Robert Schumann:
Symphony no.1, B-flat major, op.38 "Frühling"
Symphony no.2, C-major, op.61
Symphonie-Orchester des Bayerischen Rundfunks, Rafael Kubelik
1979. Sony Classical (Essential Classics) SBK 48 269, budgetprice
There are a few mysteries in the musical world that I can't seem to figure out. Among the most pressing ones is the negligence for Schumann the symphonist. Why on earth isn't this great composer, readily acknowlegded for his pianominiatures and liedercycles, still not accepted as a maker of the finest of romantic symphonies? Listening to Kubelik's accounts of the two first symphonies only adds to the mystery - there is splendour here to last a lifetime.

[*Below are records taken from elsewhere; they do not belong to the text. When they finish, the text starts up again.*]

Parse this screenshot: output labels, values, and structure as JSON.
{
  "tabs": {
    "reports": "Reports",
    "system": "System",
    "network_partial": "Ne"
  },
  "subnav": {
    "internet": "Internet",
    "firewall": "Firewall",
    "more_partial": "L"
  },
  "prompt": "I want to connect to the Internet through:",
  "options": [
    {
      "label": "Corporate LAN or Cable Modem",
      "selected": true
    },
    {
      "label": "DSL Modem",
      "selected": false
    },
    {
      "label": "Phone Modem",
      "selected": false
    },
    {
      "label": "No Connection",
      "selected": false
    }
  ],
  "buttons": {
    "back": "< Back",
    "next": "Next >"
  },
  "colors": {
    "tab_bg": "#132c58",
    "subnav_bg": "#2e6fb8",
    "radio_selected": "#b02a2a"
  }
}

Robert Schumann would find a source of great importance in the last symphonic work of the late Franz Schubert. The latter's ninth symphony (D.944), a fullscale romantic work, would prove most inspiring on Schumann. He had completed his first example of the genre by 1841, a symphony nicknamed "spring" from some of the composer's notes on the work. The symphony is a 4 movements structure beginning with an Andante. The staggeringly original musical language, has perhaps been a main reason for these works' relative peripheral position in music history. The drama of the "Spring" symphony, comes through in a powerful and concentrated way in Kubelik's reading; an interpretation sensetive to Schumann's often shifting and labile emotional register. Highspirited joyfullness, mighty and pathosfilled passages, mingled into wonderful calmness and a sense of ease and beauty in the larghetto.
However it is primarily the second symphony which captures my attention, on this fine disc. Of Schumann's four escapades into the symphonic realms, the second, in C-minor is the finest - atleast in my humble opinion. The work's initial slow and mighty introduction leads us into an allegro as vivacious as it is elegant. There is a feel of excess, of greatness, of triumph, much akin to that one encounters in Schubert's ninth. There are also more that traces of another of Schumann's prime sources of admiration and inspiration, the great master himself - Beethoven. The scherzo' s ludic and goodhumored ambience leads us through a haunting adagio, pointing forward in time towards Mahler. The symphony ends in the final allegro's splendour and grand elegance. Kubelik's potent and concentrated reading offer a first rate rendering of this masterpiece, although I personally wouldn't count Wolfgang Sawallisch and his Dresden crew out of the competition (EMI). Nevertheless I find Kubelik slightly ahead in dramatic ardour and concentration. Whichever of these recordings you may chose, you will not walk away dissapointed. And, by the way they're budgetpriced, so why not get both. I tell you, Schumann the symphonist is worth it.